What do you love most about your job right now?
One of the most fulfilling aspects of my job is being involved in the professional growth of my students. For graduate students, this includes watching them grow in research ability and reach certain milestones, such as their first published paper, their first conference presentation, and eventually their research independence and thesis defense. For undergraduates, it's helping them to understand difficult engineering concepts and exploring possible career paths with them.
How does your faith inform the way you think about or do your work?

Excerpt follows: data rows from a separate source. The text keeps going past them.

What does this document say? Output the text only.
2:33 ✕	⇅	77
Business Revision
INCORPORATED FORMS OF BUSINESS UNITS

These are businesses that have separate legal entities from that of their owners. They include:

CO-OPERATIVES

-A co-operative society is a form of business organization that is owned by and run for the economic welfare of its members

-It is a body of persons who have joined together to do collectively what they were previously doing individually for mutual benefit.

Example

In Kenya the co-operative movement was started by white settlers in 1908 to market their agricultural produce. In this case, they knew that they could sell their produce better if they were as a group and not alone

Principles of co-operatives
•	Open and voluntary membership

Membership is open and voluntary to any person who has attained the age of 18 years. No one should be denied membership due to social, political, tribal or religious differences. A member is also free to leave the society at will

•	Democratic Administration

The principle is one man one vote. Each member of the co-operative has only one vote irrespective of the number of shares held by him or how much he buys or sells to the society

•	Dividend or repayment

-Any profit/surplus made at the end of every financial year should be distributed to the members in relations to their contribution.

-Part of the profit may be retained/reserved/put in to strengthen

Academia is a place that, at all levels, is hyper-performance-oriented. For faculty, there are always more papers or research grant proposals to write, more ways to improve your teaching, and others who are doing "better" than you — whatever the metric may be. So it's easy to let unhealthy ambitions and an over-scheduled, stressful calendar dominate life. My faith continues to remind me that my worth is not based on what I do or how well it's done, and that there is grace to be who I am, even if it falls short of expected standards. This helps me to have a better perspective of what is important and how to spend my time (although this is still very much a work-in-progress).